The Cornell men’s soccer team (0-8-2, 0-1-0 Ivy) travels to Cambridge this Saturday for its second Ivy League game this season. The team is scheduled to face the Crimson (4-3-2, 0-0-1), who heads into the match fresh off a tie with Yale and currently leads the Red in conference competition by a single point.
Currently, all Ivy teams — with the exception of Penn and Cornell — have a single point from tying matches over the weekend. Cornell lost its first conference match against the Quakers (3-1-4, 1-0) after Penn’s Alec Neumann — recently named Ivy League Player of the Week — scored during the second overtime of the match.
Cornell head coach John Smith attributes the heartbreaking outcome of the game to a general lack of intensity in the first quarter of the match. The two teams battled more evenly throughout the second half and overtime, with three times as many chances on goal in the second half than the first.
“[That change in focus] was the difference,” Smith said. “From 25 minutes onwards in the game … we got stuck in, we brought intensity, we brought some passion.”
This weekend in Cambridge, from the very first kickoff, the coach hopes the team can find a more competitive edge.
“You don’t get anything in this sport when you’re too nice on the field,” said Smith. “You’ve got to earn the right to play good soccer and there’s a fight to be won in the first 25 minutes of a game… You have to win that battle and if you don’t, invariably you’ll come [out] on the losing side and that’s nothing to do with skill.”
Beginning the game with a more competitive mindset will give the team the momentum necessary to finally pull together the pieces that they’ve been developing in training.
“It’s setting the tone,” said Smith, “You get after it and you keep getting after it and if you do that good things will happen.”
The team is eager for a rebound this weekend and recognizes the game as an opportunity to turn around what has proved to be a difficult season thus far. A win would be a tremendous step forward, not only with respect to this season’s record, but more importantly for its effect on team confidence.
“I think a win would bring the confidence they need to kind of kick on and really make things interesting the rest of the way in the Ivy League,” said Smith. “I think if we did get a win what it would do for this group is it would potentially set them up for something special.”
Harvard will be another challenging opponent. The Crimson had four total wins during the preseason and were ranked second in the Ivy League in the 2015 season. Even so, senior co-captain Zach Bialik says the team is confident looking ahead to the weekend.
“We are a very resilient squad and full of belief,” said Bialik.
Resiliency is one of the strongest characteristics of the Cornell men this fall. This trait has always excited head coach John Smith, who also believes his team is made of “the right stuff.”
“They’re showing a heck of a lot of character,” said Smith, “You would never know it’s a group that has not won a game yet. You just wouldn’t. The aim will be to continue to bring that and hopefully as we’re going through here we can turn the corner and get some positive results.”
For a team as persevering as the Red, preseason records are far less important than the amount the team has grown through arduous training and consistent work ethic.

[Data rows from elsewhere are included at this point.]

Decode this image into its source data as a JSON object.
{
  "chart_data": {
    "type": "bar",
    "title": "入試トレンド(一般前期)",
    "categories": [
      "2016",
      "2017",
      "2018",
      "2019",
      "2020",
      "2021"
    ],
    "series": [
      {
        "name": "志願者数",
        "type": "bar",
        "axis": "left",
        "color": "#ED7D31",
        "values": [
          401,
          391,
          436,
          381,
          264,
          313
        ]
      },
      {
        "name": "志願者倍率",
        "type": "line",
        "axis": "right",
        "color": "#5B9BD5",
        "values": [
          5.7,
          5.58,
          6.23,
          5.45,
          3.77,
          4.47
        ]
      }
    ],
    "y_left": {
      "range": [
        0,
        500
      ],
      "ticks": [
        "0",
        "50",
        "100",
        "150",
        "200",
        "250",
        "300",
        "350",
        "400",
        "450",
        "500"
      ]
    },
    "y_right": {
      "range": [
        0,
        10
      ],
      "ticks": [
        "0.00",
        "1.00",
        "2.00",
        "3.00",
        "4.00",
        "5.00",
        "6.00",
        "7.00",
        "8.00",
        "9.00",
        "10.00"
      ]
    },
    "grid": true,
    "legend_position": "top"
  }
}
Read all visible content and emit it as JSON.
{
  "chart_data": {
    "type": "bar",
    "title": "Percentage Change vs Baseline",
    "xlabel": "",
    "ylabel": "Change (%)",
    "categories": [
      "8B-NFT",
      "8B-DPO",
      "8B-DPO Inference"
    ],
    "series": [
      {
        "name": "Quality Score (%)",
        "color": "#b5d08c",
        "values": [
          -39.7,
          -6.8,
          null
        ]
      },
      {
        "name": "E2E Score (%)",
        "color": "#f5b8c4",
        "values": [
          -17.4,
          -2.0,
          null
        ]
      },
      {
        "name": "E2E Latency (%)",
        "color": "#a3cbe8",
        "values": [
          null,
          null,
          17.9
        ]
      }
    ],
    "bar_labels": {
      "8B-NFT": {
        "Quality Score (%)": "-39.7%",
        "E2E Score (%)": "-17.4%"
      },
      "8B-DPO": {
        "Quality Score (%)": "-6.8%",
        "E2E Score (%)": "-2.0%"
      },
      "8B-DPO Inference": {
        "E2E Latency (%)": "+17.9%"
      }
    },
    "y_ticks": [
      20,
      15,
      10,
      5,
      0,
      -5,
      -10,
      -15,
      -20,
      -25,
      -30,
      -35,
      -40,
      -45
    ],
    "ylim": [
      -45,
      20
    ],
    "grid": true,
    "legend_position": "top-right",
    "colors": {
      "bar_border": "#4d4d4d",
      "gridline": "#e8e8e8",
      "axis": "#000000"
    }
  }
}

“We have learned a tremendous amount since the arrival of our new head coach and are on the verge of transferring our new soccer tactics to tangible wins,” Bialik said.
Outcomes aside, the team has taken a strategic step up this season. In the match against Penn, Cornell had 20 different shooting opportunities, a season-high and more than double than the team’s average for shots per game this year.
“We are piecing together all the factors that it takes to earn a win this weekend,” Bialik added. “The team is driven and determined to earn the three points this weekend.”
With six games left in Ivy League play, there is ample opportunity for the Red to rise as one of the top teams in the conference. A win this weekend would pull Cornell to the top half of the league standings and give the team much needed momentum to make the postseason a success.
“There could quite well still be a story within this group,” said Smith, “An incredible one.”